De Nunzio Cosimo, Trucchi Alberto, Miano Roberto, Stoppacciaro Antonella, Fattahi Hassan, Cicione Antonio, Tubaro Andrea
Departments of Urology and Pathology (AS), Sant'Andrea Hospital, University La Sapienza, Rome, Italy.
J Urol. 2009 Mar;181(3):1069-74; discussion 1074-5. doi: 10.1016/j.juro.2008.10.163. Epub 2009 Jan 16.
We evaluated the association between the number of biopsy cores revealing high grade prostatic intraepithelial neoplasia and prostate cancer in an era of extended biopsy protocol.
From December 2004 to September 2007 patients referred to our clinic with a prostate specific antigen of 4 ng/ml or greater or an abnormal digital rectal examination were scheduled for transrectal ultrasound prostatic biopsy with a 12-core template. In patients with high grade prostatic intraepithelial neoplasia we proposed a second prostate specific antigen evaluation and a new 12-core biopsy after 6 months independent of prostate specific antigen. Nonparametric tests were applied for statistical analysis.
We evaluated 650 patients. Of the 147 patients (22%) with high grade prostatic intraepithelial neoplasia 117 underwent a second biopsy 6 months later. Patient characteristics (age, prostate specific antigen, free-to-total prostate specific antigen ratio, prostate volume, prostate specific antigen density) were similar at initial and repeat biopsy. On second biopsy 22 patients (18.8%) presented with prostate cancer (14 with Gleason score 6, 7 with Gleason score 7 and 1 with a Gleason score 8), 75 showed isolated high grade prostatic intraepithelial neoplasia (64.2%) and 20 (17%) had chronic prostatitis. The number of cores (4 or more) involved with high grade prostatic intraepithelial neoplasia on the first biopsy was significantly associated with prostate cancer on the second biopsy (p = 0.001). Prostate specific antigen could not be used to distinguish prostate cancer from benign disease or high grade prostatic intraepithelial neoplasia.

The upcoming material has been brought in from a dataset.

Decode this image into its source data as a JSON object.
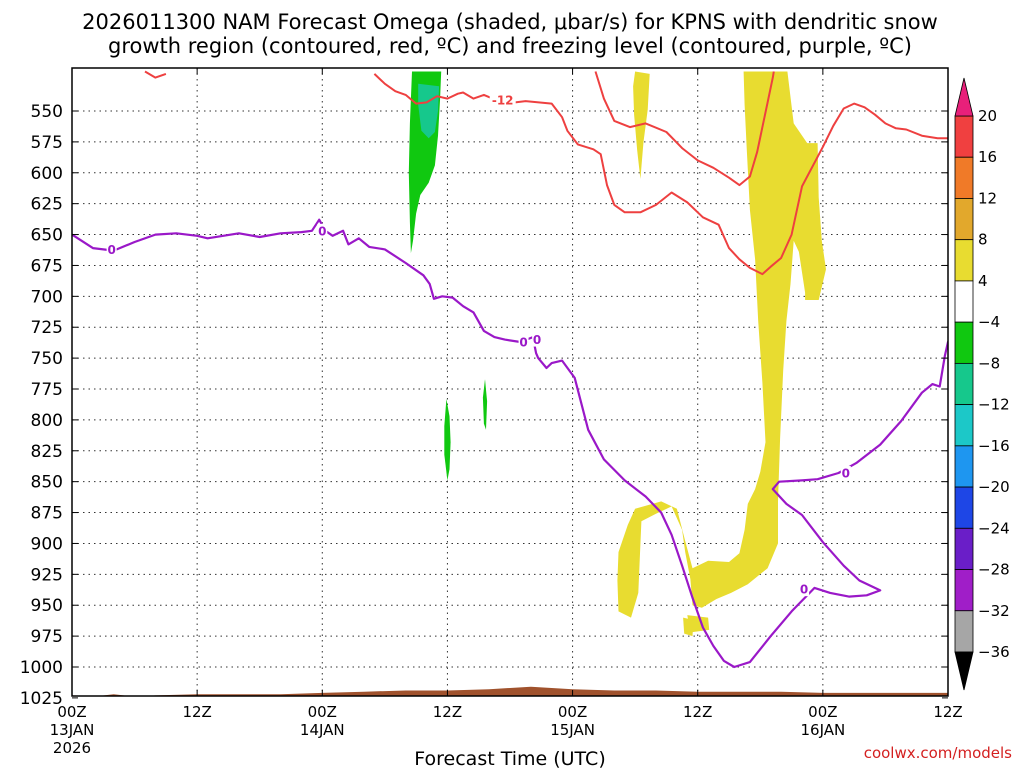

The number of cores with high grade prostatic intraepithelial neoplasia seems to be associated with the presence of cancer on second biopsy. A 6-month biopsy is recommended in patients with high grade prostatic intraepithelial neoplasia when 4 or more cores with high grade prostatic intraepithelial neoplasia are detected in the initial biopsy sample independent of prostate specific antigen.
我们评估了在延长活检方案时代,显示高级别前列腺上皮内瘤变的活检芯数量与前列腺癌之间的关联。
2004年12月至2007年9月,将前列腺特异性抗原为4 ng/ml或更高或直肠指检异常的患者转诊至我们诊所,安排采用12芯模板进行经直肠超声引导下前列腺活检。对于高级别前列腺上皮内瘤变患者,我们建议在6个月后进行第二次前列腺特异性抗原评估和新的12芯活检,且不考虑前列腺特异性抗原水平。采用非参数检验进行统计分析。
我们评估了650例患者。147例(22%)高级别前列腺上皮内瘤变患者中,117例在6个月后进行了第二次活检。初次活检和重复活检时患者特征(年龄、前列腺特异性抗原、游离前列腺特异性抗原与总前列腺特异性抗原比值、前列腺体积、前列腺特异性抗原密度)相似。第二次活检时,22例患者(18.8%)患有前列腺癌(14例Gleason评分为6分,7例Gleason评分为7分,1例Gleason评分为8分),75例显示孤立性高级别前列腺上皮内瘤变(64.2%),20例(17%)患有慢性前列腺炎。初次活检时涉及高级别前列腺上皮内瘤变的芯数量(4个或更多)与第二次活检时的前列腺癌显著相关(p = 0.001)。前列腺特异性抗原不能用于区分前列腺癌与良性疾病或高级别前列腺上皮内瘤变。
显示高级别前列腺上皮内瘤变的活检芯数量似乎与第二次活检时癌症的存在有关。当初次活检样本中检测到4个或更多显示高级别前列腺上皮内瘤变的芯时,无论前列腺特异性抗原水平如何,建议对高级别前列腺上皮内瘤变患者在6个月后进行活检。